Secondly, the incomes of high earners have rocketed in absolute terms and relative to the wider population. In absolute terms, the earnings of tax units over €100,000 have gone from €16 billion in 2010 to an amazing €37 billion in 2019. The median wage is still less than €35,000, but 10% of Irish households now take home a salary of €120,000 after taxes. The share of income going to these households is also up from 22% in 2013 to 31% today.
Finally, the amount of private household wealth has gone from €350 billion in 2013 to more than €800 billion today. If we focus on the wealthiest 5% of households, their collective wealth is up by €115 billion or €1.35 million each. This is a cumulative increase in wealth of 77%, or an annual increase of roughly 11%. The table below gives readers a sense of who owns what in Irish society.
|Proportion of Population %||Proportion of Household Wealth %|
Source: Central Statistics Office Income and Wealth Inequality.
Paying for COVID-19
Understanding this background detail provides workers with a sense of the options open to the incoming government. It is possible to avoid austerity completely, but we know that Fianna Fáil and Fine Gael will try to force the costs onto working people by cutting state support and presenting private bondholders as the country’s only option.
They weren’t the only option in the aftermath of the last recession and neither are they today. If we are truly all in it together then paying for COVID-19 should be done on the same basis as the medical emergency, with the most able gladly protecting the most vulnerable.

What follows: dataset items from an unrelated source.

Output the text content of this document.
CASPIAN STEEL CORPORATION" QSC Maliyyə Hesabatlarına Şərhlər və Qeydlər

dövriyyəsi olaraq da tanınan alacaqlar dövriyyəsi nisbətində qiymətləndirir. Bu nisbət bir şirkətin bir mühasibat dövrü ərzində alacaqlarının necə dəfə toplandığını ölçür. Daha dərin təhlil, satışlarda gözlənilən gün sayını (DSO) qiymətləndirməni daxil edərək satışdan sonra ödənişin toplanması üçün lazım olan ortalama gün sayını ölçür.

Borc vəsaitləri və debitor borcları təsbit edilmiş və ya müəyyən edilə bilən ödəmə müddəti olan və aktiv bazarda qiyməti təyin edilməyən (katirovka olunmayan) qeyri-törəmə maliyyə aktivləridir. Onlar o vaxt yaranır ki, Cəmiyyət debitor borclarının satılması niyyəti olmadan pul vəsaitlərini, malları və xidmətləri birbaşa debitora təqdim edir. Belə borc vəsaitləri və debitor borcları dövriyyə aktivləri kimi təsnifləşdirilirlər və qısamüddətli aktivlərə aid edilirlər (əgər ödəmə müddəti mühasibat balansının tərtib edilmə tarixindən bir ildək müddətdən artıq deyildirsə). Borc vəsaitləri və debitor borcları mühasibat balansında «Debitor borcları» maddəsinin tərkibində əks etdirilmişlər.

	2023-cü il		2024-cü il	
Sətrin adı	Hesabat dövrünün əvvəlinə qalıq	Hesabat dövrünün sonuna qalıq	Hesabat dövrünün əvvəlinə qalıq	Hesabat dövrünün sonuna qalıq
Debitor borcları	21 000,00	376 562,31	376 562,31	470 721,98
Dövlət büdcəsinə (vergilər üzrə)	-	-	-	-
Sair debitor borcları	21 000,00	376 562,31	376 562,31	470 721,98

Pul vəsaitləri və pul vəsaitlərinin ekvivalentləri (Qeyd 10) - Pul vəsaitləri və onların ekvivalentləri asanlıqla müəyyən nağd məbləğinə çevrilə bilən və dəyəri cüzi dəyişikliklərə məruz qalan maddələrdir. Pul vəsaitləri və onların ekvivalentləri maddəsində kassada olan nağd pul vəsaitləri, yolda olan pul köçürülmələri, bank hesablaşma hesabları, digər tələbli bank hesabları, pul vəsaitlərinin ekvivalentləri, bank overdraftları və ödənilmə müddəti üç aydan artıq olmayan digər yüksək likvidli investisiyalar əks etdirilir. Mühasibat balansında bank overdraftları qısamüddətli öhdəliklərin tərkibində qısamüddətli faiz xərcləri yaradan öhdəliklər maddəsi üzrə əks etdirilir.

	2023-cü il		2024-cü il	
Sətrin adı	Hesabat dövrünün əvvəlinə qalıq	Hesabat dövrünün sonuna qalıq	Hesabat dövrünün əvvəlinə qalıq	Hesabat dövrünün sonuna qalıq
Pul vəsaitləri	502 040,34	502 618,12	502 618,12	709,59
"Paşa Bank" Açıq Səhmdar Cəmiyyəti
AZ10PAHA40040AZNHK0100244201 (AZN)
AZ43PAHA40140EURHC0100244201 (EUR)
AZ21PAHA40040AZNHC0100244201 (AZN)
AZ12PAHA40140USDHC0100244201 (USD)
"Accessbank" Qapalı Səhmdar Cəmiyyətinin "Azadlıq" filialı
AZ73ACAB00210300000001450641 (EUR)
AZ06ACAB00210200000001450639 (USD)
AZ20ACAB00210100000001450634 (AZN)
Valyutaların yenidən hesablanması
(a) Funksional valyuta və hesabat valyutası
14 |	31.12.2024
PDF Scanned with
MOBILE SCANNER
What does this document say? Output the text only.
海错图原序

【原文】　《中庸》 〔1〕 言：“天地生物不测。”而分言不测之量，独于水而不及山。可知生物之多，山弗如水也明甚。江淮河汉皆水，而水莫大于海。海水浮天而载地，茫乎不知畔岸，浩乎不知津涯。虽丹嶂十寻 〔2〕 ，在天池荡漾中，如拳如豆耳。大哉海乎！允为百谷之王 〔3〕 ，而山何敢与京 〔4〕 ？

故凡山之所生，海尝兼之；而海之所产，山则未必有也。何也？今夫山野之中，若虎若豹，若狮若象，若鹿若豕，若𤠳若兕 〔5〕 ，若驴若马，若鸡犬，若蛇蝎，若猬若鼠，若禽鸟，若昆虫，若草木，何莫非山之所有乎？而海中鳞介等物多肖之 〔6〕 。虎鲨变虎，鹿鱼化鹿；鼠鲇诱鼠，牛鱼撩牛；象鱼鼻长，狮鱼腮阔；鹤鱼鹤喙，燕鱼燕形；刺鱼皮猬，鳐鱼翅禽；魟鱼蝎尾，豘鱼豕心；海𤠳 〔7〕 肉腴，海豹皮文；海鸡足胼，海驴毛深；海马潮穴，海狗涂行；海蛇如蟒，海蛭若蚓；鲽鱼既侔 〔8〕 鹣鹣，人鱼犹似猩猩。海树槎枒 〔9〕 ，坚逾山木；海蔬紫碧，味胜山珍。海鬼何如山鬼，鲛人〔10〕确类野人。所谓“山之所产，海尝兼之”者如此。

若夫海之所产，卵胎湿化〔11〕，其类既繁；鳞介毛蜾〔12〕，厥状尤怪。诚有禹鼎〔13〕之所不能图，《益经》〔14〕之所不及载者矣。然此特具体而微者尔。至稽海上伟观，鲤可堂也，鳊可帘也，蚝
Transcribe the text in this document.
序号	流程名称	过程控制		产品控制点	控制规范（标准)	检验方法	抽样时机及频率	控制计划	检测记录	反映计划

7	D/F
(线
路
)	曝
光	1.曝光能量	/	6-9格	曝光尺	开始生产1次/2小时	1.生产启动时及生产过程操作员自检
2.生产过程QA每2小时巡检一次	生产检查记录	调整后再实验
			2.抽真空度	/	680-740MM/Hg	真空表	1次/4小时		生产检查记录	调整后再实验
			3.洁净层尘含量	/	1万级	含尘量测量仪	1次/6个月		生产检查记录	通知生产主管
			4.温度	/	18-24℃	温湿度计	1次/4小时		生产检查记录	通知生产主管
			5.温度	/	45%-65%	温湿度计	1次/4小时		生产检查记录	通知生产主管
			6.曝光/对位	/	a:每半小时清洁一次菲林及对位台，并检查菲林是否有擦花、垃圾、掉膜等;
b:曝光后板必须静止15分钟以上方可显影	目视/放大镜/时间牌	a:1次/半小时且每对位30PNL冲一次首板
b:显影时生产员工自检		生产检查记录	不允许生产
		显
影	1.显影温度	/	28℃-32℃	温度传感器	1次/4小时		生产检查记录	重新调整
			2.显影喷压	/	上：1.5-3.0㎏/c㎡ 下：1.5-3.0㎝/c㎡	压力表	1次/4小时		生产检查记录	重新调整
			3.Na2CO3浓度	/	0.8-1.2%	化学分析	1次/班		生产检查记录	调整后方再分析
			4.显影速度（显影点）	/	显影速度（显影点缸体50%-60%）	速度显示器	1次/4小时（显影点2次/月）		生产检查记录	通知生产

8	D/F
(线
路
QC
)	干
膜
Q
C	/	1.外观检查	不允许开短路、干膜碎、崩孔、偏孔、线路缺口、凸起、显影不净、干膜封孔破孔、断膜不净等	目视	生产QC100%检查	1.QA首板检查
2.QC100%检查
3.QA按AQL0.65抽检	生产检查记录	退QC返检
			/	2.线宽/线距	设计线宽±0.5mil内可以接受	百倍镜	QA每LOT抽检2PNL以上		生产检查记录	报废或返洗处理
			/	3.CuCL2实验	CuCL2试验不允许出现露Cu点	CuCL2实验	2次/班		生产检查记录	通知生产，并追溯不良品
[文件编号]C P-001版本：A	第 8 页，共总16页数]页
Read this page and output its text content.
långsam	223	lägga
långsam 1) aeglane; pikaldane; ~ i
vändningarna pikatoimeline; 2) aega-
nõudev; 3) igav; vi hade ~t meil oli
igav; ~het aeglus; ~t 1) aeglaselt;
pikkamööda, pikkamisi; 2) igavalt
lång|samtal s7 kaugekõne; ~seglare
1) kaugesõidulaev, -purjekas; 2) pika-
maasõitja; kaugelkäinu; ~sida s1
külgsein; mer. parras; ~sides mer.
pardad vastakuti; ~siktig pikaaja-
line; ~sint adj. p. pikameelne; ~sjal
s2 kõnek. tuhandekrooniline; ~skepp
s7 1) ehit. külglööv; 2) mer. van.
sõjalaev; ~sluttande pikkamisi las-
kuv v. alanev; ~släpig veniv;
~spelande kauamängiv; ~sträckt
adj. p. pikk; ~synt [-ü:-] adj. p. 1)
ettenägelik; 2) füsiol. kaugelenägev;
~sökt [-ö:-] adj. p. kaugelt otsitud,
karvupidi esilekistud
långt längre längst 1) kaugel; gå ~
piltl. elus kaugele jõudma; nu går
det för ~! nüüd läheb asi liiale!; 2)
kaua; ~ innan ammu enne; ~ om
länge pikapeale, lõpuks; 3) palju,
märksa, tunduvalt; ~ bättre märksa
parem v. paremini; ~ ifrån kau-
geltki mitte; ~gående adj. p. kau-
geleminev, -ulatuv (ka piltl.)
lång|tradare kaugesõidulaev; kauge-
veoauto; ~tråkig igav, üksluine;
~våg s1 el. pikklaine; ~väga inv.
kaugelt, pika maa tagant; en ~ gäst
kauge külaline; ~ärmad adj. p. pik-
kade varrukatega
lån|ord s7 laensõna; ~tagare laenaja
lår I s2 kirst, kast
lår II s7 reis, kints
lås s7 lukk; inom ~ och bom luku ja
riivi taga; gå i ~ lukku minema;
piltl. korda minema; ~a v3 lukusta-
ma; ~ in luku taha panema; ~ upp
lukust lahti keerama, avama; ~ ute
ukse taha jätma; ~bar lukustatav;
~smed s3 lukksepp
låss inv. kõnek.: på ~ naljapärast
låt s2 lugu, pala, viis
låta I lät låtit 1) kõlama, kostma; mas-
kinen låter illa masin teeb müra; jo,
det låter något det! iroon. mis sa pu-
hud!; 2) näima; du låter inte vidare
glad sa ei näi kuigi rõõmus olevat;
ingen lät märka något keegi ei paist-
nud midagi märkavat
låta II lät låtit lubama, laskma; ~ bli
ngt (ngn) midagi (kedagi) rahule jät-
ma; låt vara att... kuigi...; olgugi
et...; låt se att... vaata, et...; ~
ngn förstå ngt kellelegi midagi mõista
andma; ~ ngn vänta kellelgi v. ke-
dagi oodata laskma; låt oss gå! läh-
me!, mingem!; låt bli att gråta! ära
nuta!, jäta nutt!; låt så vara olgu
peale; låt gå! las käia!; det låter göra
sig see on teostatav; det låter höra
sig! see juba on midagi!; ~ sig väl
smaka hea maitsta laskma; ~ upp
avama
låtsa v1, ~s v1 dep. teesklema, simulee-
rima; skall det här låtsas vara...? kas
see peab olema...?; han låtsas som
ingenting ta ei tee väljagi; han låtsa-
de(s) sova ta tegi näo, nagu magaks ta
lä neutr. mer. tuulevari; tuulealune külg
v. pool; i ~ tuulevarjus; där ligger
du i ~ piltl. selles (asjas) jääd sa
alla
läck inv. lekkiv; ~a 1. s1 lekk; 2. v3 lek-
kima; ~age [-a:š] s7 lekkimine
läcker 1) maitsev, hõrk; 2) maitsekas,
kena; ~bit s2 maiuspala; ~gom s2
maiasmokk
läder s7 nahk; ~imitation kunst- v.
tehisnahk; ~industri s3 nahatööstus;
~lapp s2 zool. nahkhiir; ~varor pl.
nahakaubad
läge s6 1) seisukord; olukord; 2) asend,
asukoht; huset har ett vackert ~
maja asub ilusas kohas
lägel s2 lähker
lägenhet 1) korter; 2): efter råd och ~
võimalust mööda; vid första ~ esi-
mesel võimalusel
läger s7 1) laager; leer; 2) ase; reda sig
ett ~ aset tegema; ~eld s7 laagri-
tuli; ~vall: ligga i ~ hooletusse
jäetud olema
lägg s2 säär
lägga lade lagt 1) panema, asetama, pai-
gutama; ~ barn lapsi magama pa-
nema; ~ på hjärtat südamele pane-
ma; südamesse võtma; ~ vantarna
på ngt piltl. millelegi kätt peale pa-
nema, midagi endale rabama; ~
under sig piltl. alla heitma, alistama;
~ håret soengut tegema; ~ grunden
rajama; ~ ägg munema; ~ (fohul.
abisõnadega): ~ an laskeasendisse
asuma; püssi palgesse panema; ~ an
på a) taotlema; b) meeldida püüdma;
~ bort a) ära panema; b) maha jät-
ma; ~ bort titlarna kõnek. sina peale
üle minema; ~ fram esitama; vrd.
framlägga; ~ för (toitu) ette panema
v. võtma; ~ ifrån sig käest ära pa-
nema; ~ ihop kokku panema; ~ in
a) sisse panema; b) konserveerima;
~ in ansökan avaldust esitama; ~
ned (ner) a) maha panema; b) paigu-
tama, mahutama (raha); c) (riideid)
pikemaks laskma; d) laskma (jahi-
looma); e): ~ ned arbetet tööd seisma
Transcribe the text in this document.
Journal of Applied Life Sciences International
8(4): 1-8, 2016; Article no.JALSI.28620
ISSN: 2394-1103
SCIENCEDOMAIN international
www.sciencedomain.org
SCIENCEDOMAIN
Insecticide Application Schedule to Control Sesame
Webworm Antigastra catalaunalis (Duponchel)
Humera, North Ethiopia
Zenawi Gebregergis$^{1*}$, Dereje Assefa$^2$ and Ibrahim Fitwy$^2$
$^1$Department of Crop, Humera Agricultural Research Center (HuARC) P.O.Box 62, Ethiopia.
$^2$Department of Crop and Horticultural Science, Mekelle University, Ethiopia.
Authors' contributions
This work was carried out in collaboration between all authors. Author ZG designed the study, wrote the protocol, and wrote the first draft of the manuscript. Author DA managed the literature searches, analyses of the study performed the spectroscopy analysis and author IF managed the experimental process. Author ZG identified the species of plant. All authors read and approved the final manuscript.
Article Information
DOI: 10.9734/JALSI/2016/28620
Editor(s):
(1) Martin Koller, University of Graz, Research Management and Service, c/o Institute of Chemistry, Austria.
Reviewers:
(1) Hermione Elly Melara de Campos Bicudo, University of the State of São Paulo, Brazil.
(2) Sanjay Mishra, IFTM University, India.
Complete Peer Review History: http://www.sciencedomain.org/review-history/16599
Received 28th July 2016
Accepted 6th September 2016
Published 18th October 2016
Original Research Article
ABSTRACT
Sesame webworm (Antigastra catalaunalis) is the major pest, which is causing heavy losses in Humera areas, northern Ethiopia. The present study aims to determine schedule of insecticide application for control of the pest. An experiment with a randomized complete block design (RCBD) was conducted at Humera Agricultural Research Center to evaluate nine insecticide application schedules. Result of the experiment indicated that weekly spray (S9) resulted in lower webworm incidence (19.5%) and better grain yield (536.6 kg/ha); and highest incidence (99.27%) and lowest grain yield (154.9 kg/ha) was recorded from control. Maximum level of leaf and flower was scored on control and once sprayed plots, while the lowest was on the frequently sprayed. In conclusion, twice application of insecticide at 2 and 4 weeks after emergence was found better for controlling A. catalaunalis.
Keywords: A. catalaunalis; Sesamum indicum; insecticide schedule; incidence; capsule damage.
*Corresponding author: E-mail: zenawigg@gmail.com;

This can be done relatively easily, moreover. For example, a 2% solidarity wealth tax on the top 5% of households would bring in somewhere in the region of €4 billion annually. This is defensible on the basis of the needs of the population during this pandemic, but also on the basis that their wealth has gone up by 11% annually since 2013.
If this was added to new bands for tax units that earn over €100,0000 and an increase in the PRSI contributions of employers that moved them closer to the EU average – the state could bring in the entire €8 billion needed to pay for COVID-19 in one year. Over the course of four years, they could pay for the total projected costs of this crisis without relying on market speculators for any of the money.
In a democracy this is surely the more progressive option, but we need to go further. According to the government’s own projections, 105,000 people will lose their jobs in the aftermath of the medical pandemic as private investment collapses by more than a third. This, in turn, will reduce consumer demand, tax receipts and Gross National Income.
The obvious way to make up for this shortfall in the private sector, is for the state to engage in investment itself. To maximise the social and economic impact, this should focus in key areas of social deprivation and social need – including healthcare, housing, childcare, rural development, housing and environmental initiatives. This would improve infrastructure, create thousands of jobs and move Ireland in a more progressive direction. In our Alternative Budget for 2020, People Before Profit budgeted for an increase in state investment of €11.5 billion based on the following initiatives.
|Proposal||Cost Millions €|
|Build and Purchase 20,000 Extra Public and Affordable Housing||3,500|
|Move Towards a National Health Care System||1,945|
|Move Towards a National Childcare System||1,175|
|Renewable Energy and Water Infrastructure||2,400|
|Renewing Rural Ireland||1,225|
The government will claim that this money can’t be found in any magic money tree, but the current crisis has taught us that governments always find money when they need to and impose austerity on the rest of us to pay it back. It has also taught us that workers are key to running society and that there is no way to impose austerity if workers are organised and ready to resist. Our immediate objective is therefore to defend the lives and livelihoods of working people for as long as is necessary. Our ultimate task is to build resistance to a capitalist system that is wreaking such havoc on our lives, society and the planet.